Rowan Saunders affirme qu’il est le plus enthousiaste à l’égard de l’engagement des courtiers en 2016. En même temps que les programmes spécialisés tels que les DCC et les rédacteurs productions principaux de clients, la société vise également à améliorer le classement chez les courtiers et à tirer parti de la technologie de ventes de courtiers.
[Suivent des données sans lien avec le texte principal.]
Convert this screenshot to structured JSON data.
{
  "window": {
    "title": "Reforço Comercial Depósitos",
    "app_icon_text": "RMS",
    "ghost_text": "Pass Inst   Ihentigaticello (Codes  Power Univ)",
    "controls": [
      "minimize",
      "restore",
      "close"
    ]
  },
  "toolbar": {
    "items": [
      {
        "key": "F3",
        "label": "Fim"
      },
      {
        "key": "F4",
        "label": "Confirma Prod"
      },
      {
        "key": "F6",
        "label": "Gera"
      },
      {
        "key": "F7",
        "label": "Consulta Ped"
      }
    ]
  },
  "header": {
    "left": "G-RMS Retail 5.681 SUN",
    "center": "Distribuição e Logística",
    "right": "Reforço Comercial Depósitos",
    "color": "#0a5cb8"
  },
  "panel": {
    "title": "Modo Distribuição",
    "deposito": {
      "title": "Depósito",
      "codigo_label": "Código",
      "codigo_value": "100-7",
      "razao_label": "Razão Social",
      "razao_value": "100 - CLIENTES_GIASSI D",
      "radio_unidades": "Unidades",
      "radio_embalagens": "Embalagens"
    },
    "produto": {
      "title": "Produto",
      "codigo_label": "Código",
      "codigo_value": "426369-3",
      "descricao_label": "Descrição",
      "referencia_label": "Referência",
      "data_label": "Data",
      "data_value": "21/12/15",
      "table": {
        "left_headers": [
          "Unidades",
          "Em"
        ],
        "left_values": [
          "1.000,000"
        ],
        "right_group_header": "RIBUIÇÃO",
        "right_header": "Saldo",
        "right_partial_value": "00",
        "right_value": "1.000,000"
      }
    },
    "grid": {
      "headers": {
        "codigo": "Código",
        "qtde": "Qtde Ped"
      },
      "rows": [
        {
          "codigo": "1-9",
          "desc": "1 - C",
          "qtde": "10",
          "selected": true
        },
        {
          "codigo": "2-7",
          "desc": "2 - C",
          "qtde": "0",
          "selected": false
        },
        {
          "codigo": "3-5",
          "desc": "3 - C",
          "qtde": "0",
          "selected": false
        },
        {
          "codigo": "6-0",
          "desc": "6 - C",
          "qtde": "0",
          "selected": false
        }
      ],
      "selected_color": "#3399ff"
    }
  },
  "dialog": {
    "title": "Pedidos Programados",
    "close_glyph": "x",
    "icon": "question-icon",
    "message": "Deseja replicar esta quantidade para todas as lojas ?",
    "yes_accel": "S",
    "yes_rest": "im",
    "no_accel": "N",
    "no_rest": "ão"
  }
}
La RSA du Canada compte environ 800 courtiers canadiens et prévoit faire augmenter ce nombre par 20 % au cours des trois prochaines années dans des secteurs qui s’harmonisent avec sa stratégie de croissance. « Nous faisons des investissements qui seront avantageux pour les courtiers et qui aideront à soutenir le réseau des courtiers », a déclaré Rowan Saunders. « Nous avons les outils nécessaires pour devenir un marché de choix et nous voulons croître en compagnie de nos courtiers. » Rowan Saunders a remarqué que, grâce à nos résultats solides de 2015, nos rédacteurs production et nos courtiers ont une confiance accrue pour rechercher la croissance. Il compare notre transformation continue à une situation de travail pendant des rénovations, où la récompense finale en vaut la peine : « Chaque fois que nous changeons quelque chose, nous nous demandons : “Qu’est-ce que le client y gagne?” ».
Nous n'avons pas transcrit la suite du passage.